Plans for financial services center in Bridgeport
Posted in the Trumbull Forum
#1 Oct 27, 2013
RIDGEPORT -- With one new development, officials are aiming to eliminate a blighted manufacturing landmark and label the city a new destination for the well-heeled financial services industry.
The mayor's economic team aims to finalize a deal to bring Texas-based Information Communication Services LLC to a mostly vacant block of city-owned addresses between Middle and Water streets, adjacent to the U.S. Post Office.
The plan is to construct two office buildings in two phases -- one five stories, the second 12 stories -- for financial services and data storage.
At a minimum, the project will bring 50 new jobs and plenty of taxable equipment to town.
The city would also take the fire-damaged AGI Rubber Co. just over the Stratford Avenue bridge off the market for the company's future expansion.
"A project like this, bringing Bridgeport into this financial services economy ... really brings us as a city into the 21st century economy," City Councilman Steven Stafstrom, D-130, said recently after that group's economic development committee was briefed on the proposal. "More so than any other project we've looked at, this says Bridgeport's back."
Still, Stafstrom and some others have expressed hesitation about packaging AGI in the final deal.
David Kooris, the city's economic redevelopment chief, and his team are hoping to gain support in time for the council's Nov. 4 meeting. That will mark the final meeting of current members before the Nov. 5 elections change the make-up of the city's legislative body, and re-setting the clock on any outstanding business.
Raymond Meglio, a real estate broker from Fairfield who represents Information Communication Sciences at council hearings, has expressed an eagerness-bordering-on-frustra tion with the lengthy negotiation and approval process.
"There's no question our client is committed to this project. He's committed to Bridgeport," Meglio said recently. "If it were up to him he would have started six months ago."
Information Communication Services over a year ago expressed interest in AGI, the abandoned factory at 141 Stratford Ave. which was gutted by fire in June 2012.
But it was taking too long to determine the extent of environmental contamination in the building and the impact of those cleanup costs on the sale price.
"Until that's completed ... neither party is in a good place for negotiating," Kooris said.
So negotiations turned to the other parcels the city recently obtained, lots from 190 to 274 Middle St., 30 Gold St., 54 Golden Hill St. and 771 and 797 Water St.
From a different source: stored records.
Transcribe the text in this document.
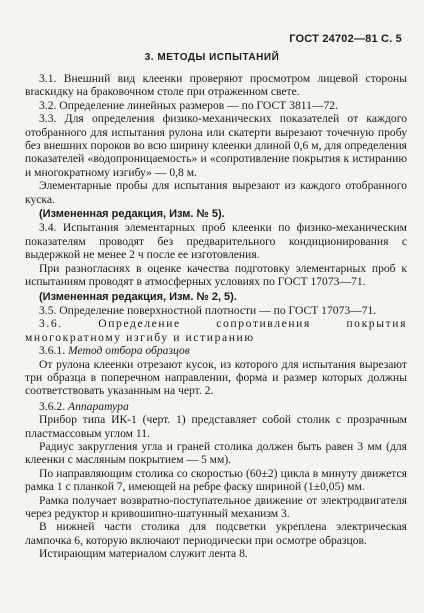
ГОСТ 24702—81 С. 5
3. МЕТОДЫ ИСПЫТАНИЙ

3.1. Внешний вид клеенки проверяют просмотром лицевой стороны вraскидку на браковочном столе при отраженном свете.

3.2. Определение линейных размеров — по ГОСТ 3811—72.

3.3. Для определения физико-механических показателей от каждого отобранного для испытания рулона или скатерти вырезают точечную пробу без внешних пороков во всю ширину клеенки длиной 0,6 м, для определения показателей «водопроницаемость» и «сопротивление покрытия к истиранию и многократному изгибу» — 0,8 м.

Элементарные пробы для испытания вырезают из каждого отобранного куска.

(Измененная редакция, Изм. № 5).

3.4. Испытания элементарных проб клеенки по физико-механическим показателям проводят без предварительного кондиционирования с выдержкой не менее 2 ч после ее изготовления.

При разногласиях в оценке качества подготовку элементарных проб к испытаниям проводят в атмосферных условиях по ГОСТ 17073—71.

(Измененная редакция, Изм. № 2, 5).

3.5. Определение поверхностной плотности — по ГОСТ 17073—71.

3.6. Определение сопротивления покрытия многократному изгибу и истиранию

3.6.1. Метод отбора образцов

От рулона клеенки отрезают кусок, из которого для испытания вырезают три образца в поперечном направлении, форма и размер которых должны соответствовать указанным на черт. 2.

3.6.2. Аппаратура

Прибор типа ИК-1 (черт. 1) представляет собой столик с прозрачным пластмассовым углом 11.

Радиус закругления угла и граней столика должен быть равен 3 мм (для клеенки с масляным покрытием — 5 мм).

По направляющим столика со скоростью (60±2) цикла в минуту движется рамка 1 с планкой 7, имеющей на ребре фаску шириной (1±0,05) мм.

Рамка получает возвратно-поступательное движение от электродвигателя через редуктор и кривошипно-шатунный механизм 3.

В нижней части столика для подсветки укреплена электрическая лампочка 6, которую включают периодически при осмотре образцов.

Истирающим материалом служит лента 8.
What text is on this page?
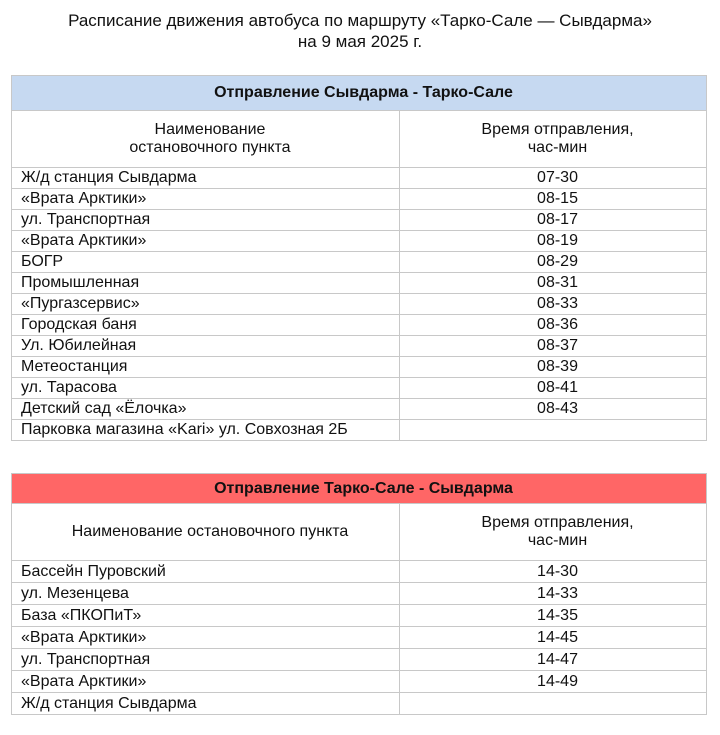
Расписание движения автобуса по маршруту «Тарко-Сале — Сывдарма»
на 9 мая 2025 г.
Отправление Сывдарма - Тарко-Сале	
Наименование
остановочного пункта	Время отправления,
час-мин
Ж/д станция Сывдарма	07-30
«Врата Арктики»	08-15
ул. Транспортная	08-17
«Врата Арктики»	08-19
БОГР	08-29
Промышленная	08-31
«Пургазсервис»	08-33
Городская баня	08-36
Ул. Юбилейная	08-37
Метеостанция	08-39
ул. Тарасова	08-41
Детский сад «Ёлочка»	08-43
Парковка магазина «Kari» ул. Совхозная 2Б	
Отправление Тарко-Сале - Сывдарма	
Наименование остановочного пункта	Время отправления,
час-мин
Бассейн Пуровский	14-30
ул. Мезенцева	14-33
База «ПКОПиТ»	14-35
«Врата Арктики»	14-45
ул. Транспортная	14-47
«Врата Арктики»	14-49
Ж/д станция Сывдарма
Under the deal before the council, the city will sell those properties to Meglio's client for $300,000.
Both Meglio and Kooris have pitched the project as a good one because, rather than being speculative and banking on luring tenants, the developer will also be the tenant.
"It is not common when you find an owner/occupant interested in building office space," Kooris said.
But the sticking point for some council members remains the AGI site.
For $20,000, Information Communication Services will purchase the option to buy and redevelop the property over the next three-and-a-half years, essentially preserving it for future use.
The company would also have to show substantial progress on its initial office project in order to retain that option.
Three-and-a-half years sounds like a long time to some on the council, particularly because AGI is sandwiched between the Downtown North and Steel Point sites Kooris' office is aggressively hoping to redevelop during that same period.
"In the interim we've got these ugly, blighted buildings between everything we're trying to do," Stafstrom said recently. "I don't want to wake up in three years, we've got half of Downtown North and Steel Point developed and everyone's saying,`What's going on with that eyesore (AGI)?' "
#2 Oct 27, 2013
Kooris' argument is that making AGI part of the deal could expedite efforts to move forward and secure grants to demolish the building and clean up the property.
"Reserving the property for future development does not mean we're standing still," Kooris said. "We hope to start taking it down in that time period."
What if the council ultimately balks at giving Information Communication Services the option to buy AGI?
Kooris said the city will then work hard to find the company an alternate site.
"To move forward they have to have certainty they have expansion opportunities," he said.
Meglio recently told council members that Information Communication Services has commitments for the Bridgeport offices from two unidentified major clients, but a third is on the fence and could cause the others to hesitate.
"We need to get this project started," he said. "If not, this may never happen."